Balancing Act

CHAPEL HILL, N.C. – While Marcus Paige and James Michael McAdoo represent No. 18 North Carolina's primary scoring options, the offense is most effective when other Tar Heels join the festivities.

As UNC's second-round matchup with No. 11 seed Providence on Friday approaches, the talking heads will undoubtedly highlight Paige's second-half exploits and McAdoo's steady presence in his unconventional post role. After all, Paige leads the team in scoring (17.4 ppg) and McAdoo (14.2 ppg) provides the counterbalance on the interior.

A more expansive balance, however, has bolstered the offense's efficiency and taken pressure off a defense that was inconsistent during ACC play.

In its 23 wins, UNC has averaged 79.7 points per game as five players have scored at least 9.8 points per outing.

In nine losses, however, Paige and McAdoo were the only Tar Heels to meet that threshold as the team managed just 67.6 points per game. Brice Johnson was third in scoring in those defeats with a 9.6-points-per-game average.

"Our whole team is aware that we want to have balance," Paige told reporters on Tuesday. "We've had that in some parts of this year and other times we've probably had to rely to heavily on jump shots and then myself and James Michael creating shots."

Paige and McAdoo have combined take 41.6 percent of UNC's field goal attempts in those nine losses, while taking 38.2 percent in the 23 wins.

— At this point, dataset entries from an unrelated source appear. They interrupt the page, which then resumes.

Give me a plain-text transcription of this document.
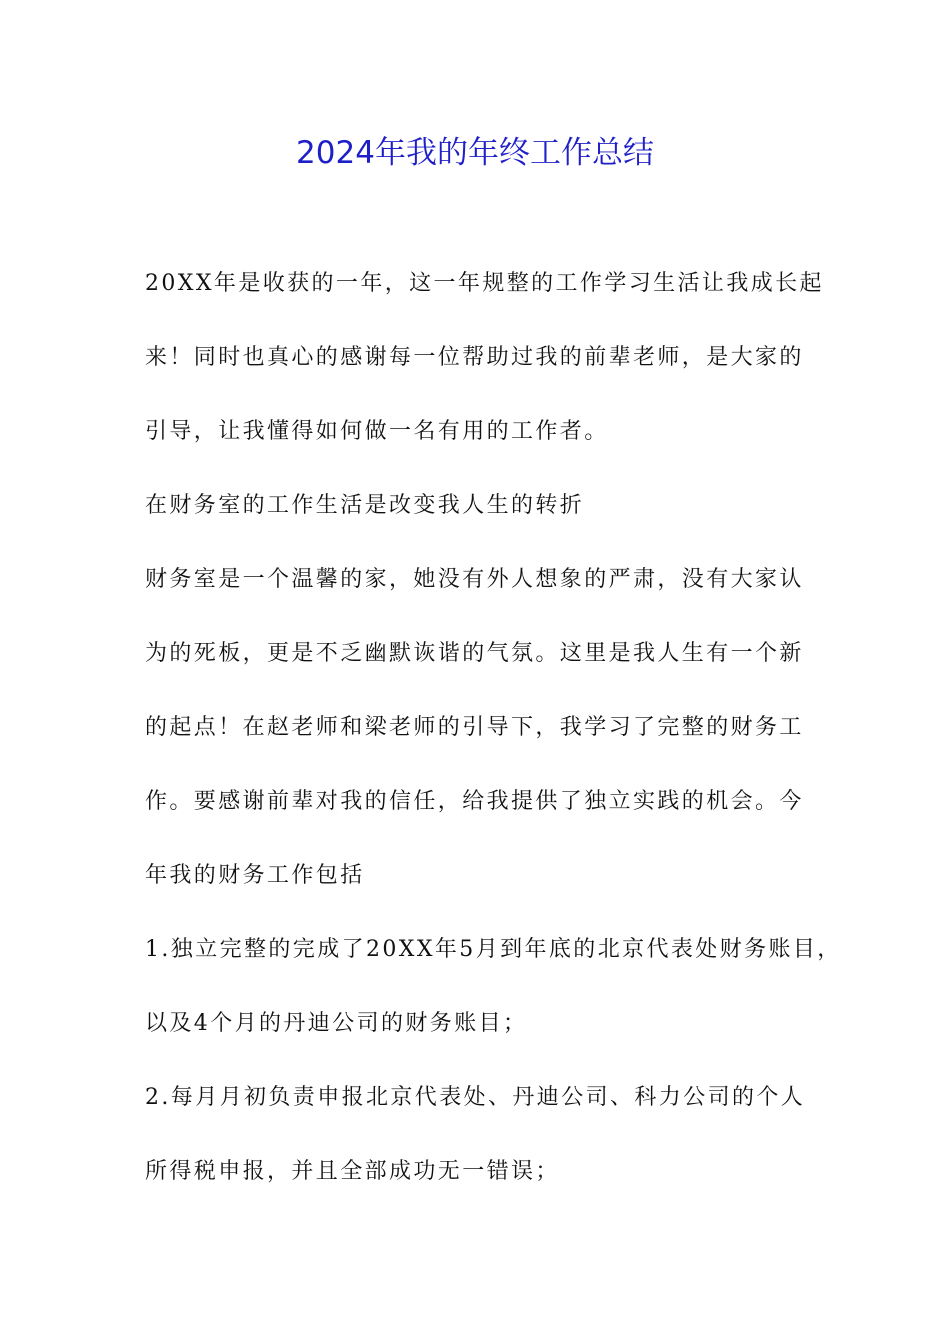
2024年我的年终工作总结
20XX年是收获的一年，这一年规整的工作学习生活让我成长起
来！同时也真心的感谢每一位帮助过我的前辈老师，是大家的
引导，让我懂得如何做一名有用的工作者。
在财务室的工作生活是改变我人生的转折
财务室是一个温馨的家，她没有外人想象的严肃，没有大家认
为的死板，更是不乏幽默诙谐的气氛。这里是我人生有一个新
的起点！在赵老师和梁老师的引导下，我学习了完整的财务工
作。要感谢前辈对我的信任，给我提供了独立实践的机会。今
年我的财务工作包括
1.独立完整的完成了20XX年5月到年底的北京代表处财务账目，
以及4个月的丹迪公司的财务账目；
2.每月月初负责申报北京代表处、丹迪公司、科力公司的个人
所得税申报，并且全部成功无一错误；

UNC's loss at Syracuse on Jan. 11 provides an extreme example of the imbalance. Paige and McAdoo combined for 32 points on 51.9 percent shooting (14-of-27); their teammates, on the other hand, totaled 13 points on 25 percent shooting (6-of-24).

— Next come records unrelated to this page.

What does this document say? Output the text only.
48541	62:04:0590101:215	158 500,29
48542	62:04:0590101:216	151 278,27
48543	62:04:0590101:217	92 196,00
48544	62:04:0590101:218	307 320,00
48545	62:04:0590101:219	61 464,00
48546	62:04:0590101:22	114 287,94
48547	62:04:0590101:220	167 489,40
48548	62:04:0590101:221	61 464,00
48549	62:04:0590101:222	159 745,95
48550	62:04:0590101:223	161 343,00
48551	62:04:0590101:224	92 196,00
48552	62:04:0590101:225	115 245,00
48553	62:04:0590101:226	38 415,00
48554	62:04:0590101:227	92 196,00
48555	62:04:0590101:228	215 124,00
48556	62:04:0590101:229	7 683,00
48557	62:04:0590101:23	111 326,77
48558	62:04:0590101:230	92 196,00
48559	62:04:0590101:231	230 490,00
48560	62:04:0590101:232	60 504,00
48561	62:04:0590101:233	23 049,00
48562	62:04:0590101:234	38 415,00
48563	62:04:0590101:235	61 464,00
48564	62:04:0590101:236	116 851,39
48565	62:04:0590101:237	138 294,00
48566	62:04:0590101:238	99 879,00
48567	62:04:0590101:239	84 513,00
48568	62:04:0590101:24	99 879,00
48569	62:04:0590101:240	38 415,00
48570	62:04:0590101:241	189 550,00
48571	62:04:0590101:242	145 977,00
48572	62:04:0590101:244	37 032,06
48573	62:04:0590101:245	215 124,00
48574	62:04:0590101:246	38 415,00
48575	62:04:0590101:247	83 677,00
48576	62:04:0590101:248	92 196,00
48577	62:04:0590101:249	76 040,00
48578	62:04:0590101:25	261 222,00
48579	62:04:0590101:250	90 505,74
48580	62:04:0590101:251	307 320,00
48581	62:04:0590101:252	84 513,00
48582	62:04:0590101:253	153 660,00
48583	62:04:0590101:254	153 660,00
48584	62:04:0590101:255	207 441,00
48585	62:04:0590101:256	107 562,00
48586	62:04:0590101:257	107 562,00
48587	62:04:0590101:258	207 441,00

At their best – in a 105- 72 over Wake Forest on Feb. 22 – the Tar Heels not named Paige nor McAdoo scored 81 points on 67.4 percent shooting (29-of-43).

The key, according to Paige, is in UNC's ability to get out in transition. J.P. Tokoto's versatility and athleticism is lethal on the break, while Kennedy Meeks and Johnson are able to establish early position in the post.

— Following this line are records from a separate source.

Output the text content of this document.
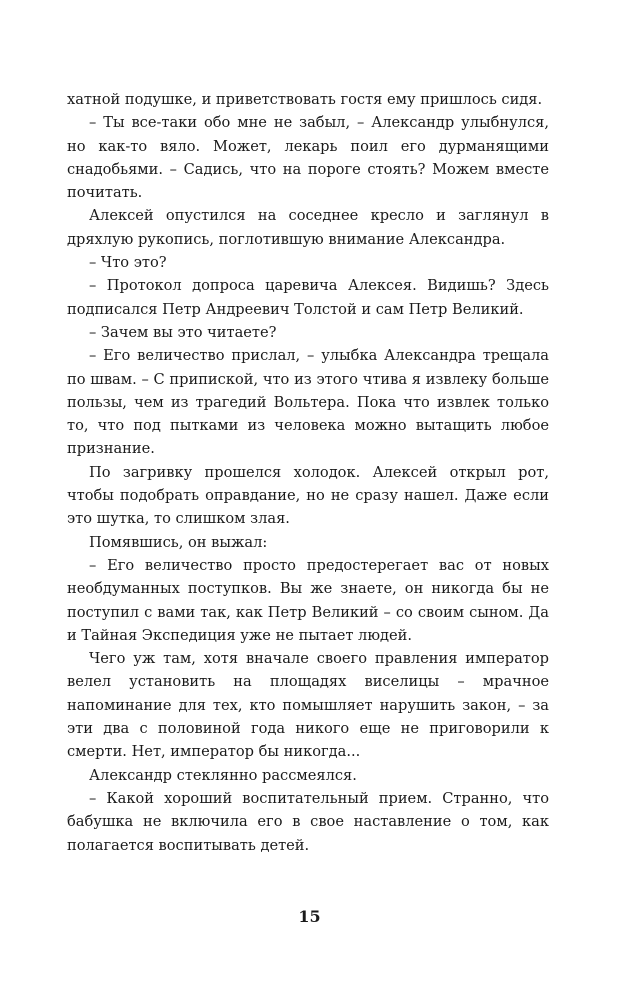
хатной подушке, и приветствовать гостя ему пришлось сидя.

– Ты все-таки обо мне не забыл, – Александр улыбнулся, но как-то вяло. Может, лекарь поил его дурманящими снадобьями. – Садись, что на пороге стоять? Можем вместе почитать.

Алексей опустился на соседнее кресло и заглянул в дряхлую рукопись, поглотившую внимание Александра.

– Что это?

– Протокол допроса царевича Алексея. Видишь? Здесь подписался Петр Андреевич Толстой и сам Петр Великий.

– Зачем вы это читаете?

– Его величество прислал, – улыбка Александра трещала по швам. – С припиской, что из этого чтива я извлеку больше пользы, чем из трагедий Вольтера. Пока что извлек только то, что под пытками из человека можно вытащить любое признание.

По загривку прошелся холодок. Алексей открыл рот, чтобы подобрать оправдание, но не сразу нашел. Даже если это шутка, то слишком злая.

Помявшись, он выжал:

– Его величество просто предостерегает вас от новых необдуманных поступков. Вы же знаете, он никогда бы не поступил с вами так, как Петр Великий – со своим сыном. Да и Тайная Экспедиция уже не пытает людей.

Чего уж там, хотя вначале своего правления император велел установить на площадях виселицы – мрачное напоминание для тех, кто помышляет нарушить закон, – за эти два с половиной года никого еще не приговорили к смерти. Нет, император бы никогда...

Александр стеклянно рассмеялся.

– Какой хороший воспитательный прием. Странно, что бабушка не включила его в свое наставление о том, как полагается воспитывать детей.

15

"I think it starts with us running the ball better," Paige said. "We've done a terrible job of getting out into transition lately, and then in the halfcourt offense, usually the ball ends up in my hands or James Michael's hands and we have to create a play. So it would be nice to get into transition and get everybody going."

One area of concern entering Friday's NCAA Tournament opener is the recent play of both Leslie McDonald and Meeks.

McDonald has been inconsistent throughout his career, and that's continued in his final season in Chapel Hill. Foul trouble has been a consistent issue for UNC's secondary perimeter threat in recent games, however.

McDonald has tallied 20 fouls over his last five games and has fouled out of two of those contests. He's therefore been a nonfactor in three of UNC's last five outings, scoring a combined seven points against N.C. State, Notre Dame and Pittsburgh.

"He's got to play better," Williams said of McDonald. "He's got to make some shots and be more effective for us."

Meeks's troubles, unfortunately, are less simple to correct. The freshman forward is averaging two points per game on 25 percent shooting (3-of-12) over his last four, and although illness played a role in his play at Duke, there's more involved.

When asked on Tuesday if anything was wrong with Meeks, such as the stomach bug lingering, Williams shook his head and said: "Just bad play."

For UNC to advance to New York for the Sweet 16 next weekend, Paige and McAdoo are going to need plenty of help on the offensive end.

"Everybody's got to understand now that if you don't play well, you don't get a do-over," Williams said. "If you don't play well now, you go home."